Ending the book with these little culinary indulgences says that the Ikarian diet is not only about feeding ourselves the nutrients our bodies need, but allowing ourselves to enjoy what makes us happy, what feeds our soul, and what makes us complete.
Saturday November 07, 2015
The Glorious Vegetables of Italy
The majority of food infatuations don’t begin until after adulthood has set in -- once our tastes have matured and we have defined our culinary preferences. Domenica Marchetti skipped a few steps, having spent her childhood summers in Italy, reveling in the fresh offerings of the local markets. This is where she fell in love with vegetables, each entirely unique in their varying geometric constructions and brilliantly bright hues. In The Glorious Vegetables of Italy, Marchetti translates this passion for her reader, wanting to show that all vegetables are worthy of our affection.
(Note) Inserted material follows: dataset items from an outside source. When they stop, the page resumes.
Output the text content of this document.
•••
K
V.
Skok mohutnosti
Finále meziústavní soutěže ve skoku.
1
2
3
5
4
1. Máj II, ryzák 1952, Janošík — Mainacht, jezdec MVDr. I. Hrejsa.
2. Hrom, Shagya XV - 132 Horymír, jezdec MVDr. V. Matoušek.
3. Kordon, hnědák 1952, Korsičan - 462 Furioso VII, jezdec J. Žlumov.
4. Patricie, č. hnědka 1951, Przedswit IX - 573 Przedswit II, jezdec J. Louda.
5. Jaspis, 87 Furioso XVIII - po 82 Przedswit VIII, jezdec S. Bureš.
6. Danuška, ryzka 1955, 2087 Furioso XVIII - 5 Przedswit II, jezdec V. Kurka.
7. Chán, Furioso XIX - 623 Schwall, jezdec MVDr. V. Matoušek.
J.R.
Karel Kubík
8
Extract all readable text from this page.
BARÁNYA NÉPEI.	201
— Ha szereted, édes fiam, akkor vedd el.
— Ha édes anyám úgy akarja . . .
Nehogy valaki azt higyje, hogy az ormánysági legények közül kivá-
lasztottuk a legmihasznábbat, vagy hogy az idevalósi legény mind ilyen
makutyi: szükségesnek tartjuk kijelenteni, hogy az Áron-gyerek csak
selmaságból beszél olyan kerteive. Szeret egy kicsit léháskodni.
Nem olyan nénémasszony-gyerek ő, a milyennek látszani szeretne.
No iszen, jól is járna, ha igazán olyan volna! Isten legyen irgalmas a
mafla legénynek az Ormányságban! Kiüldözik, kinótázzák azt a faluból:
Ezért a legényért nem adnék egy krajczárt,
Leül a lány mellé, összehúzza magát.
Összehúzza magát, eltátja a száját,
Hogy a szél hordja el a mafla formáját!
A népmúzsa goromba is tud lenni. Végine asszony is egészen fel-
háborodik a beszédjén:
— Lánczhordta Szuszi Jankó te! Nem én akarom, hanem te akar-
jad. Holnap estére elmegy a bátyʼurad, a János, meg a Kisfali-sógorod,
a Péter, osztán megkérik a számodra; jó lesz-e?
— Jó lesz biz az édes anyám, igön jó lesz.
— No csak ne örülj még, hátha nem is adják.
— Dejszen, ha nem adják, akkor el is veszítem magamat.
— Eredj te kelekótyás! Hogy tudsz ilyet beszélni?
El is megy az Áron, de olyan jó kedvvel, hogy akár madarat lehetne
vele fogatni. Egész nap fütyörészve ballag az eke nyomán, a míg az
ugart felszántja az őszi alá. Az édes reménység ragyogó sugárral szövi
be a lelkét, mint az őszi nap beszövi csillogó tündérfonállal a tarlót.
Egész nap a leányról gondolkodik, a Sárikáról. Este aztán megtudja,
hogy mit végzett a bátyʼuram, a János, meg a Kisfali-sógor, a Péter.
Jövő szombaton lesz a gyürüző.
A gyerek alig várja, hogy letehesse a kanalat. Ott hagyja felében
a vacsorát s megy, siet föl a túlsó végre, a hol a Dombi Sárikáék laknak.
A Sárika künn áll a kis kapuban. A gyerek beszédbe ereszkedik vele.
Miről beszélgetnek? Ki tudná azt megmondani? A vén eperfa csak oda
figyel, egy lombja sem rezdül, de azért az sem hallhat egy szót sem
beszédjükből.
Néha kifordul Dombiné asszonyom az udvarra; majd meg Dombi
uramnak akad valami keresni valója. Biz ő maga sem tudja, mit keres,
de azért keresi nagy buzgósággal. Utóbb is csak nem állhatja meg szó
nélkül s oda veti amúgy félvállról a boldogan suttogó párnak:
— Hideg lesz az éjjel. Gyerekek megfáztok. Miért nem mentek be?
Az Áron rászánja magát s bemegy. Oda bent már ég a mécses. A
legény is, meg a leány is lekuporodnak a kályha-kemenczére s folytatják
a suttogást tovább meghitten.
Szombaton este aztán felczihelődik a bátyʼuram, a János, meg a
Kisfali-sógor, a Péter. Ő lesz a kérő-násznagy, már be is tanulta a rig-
Marchetti first breaks vegetables down to their roots, calling this section the “Gallery of Italian Vegetables” a name fitting of the praise and glory she gives to each. She provides information on their season, telling readers when pumpkins are at their sweetest and artichokes are at their best. She adds to this instructions for cleaning so that all vegetables will shine beautifully in her recipes.
The minimalist photographs capture all that is necessary to convey the ingredients’ appeal; blistered cherry tomatoes pop out against the pale sauce in Capricci with Slow-Roasted Tomatoes and Cream while the near-white fennel atop a Pizza Bianca melts into the lightly-browned and bubbly ricotta and mozzarella. A rainbow of colors abounds in her other flatbreads, providing options like Grilled Eggplant in Olive Oil or Grilled Peppers, completed and contrasted with a handful of the greens of your choice.
Marchetti’s creativity gets put on display in her desserts, where she uses a Panna Cotta, made creamy and luscious by heavy cream, sugar, and mascarpone to give attention to the sweetness of a roasted winter squash. This recipe gives the essence of what Marchetti wants to make known: by starting with quality ingredients and cooking them only so that their natural flavors come through, you bring vegetables back into the spotlight, allowing them to be savoured and treasured in every bite.
Andiamo in giardino. Let’s go into the garden.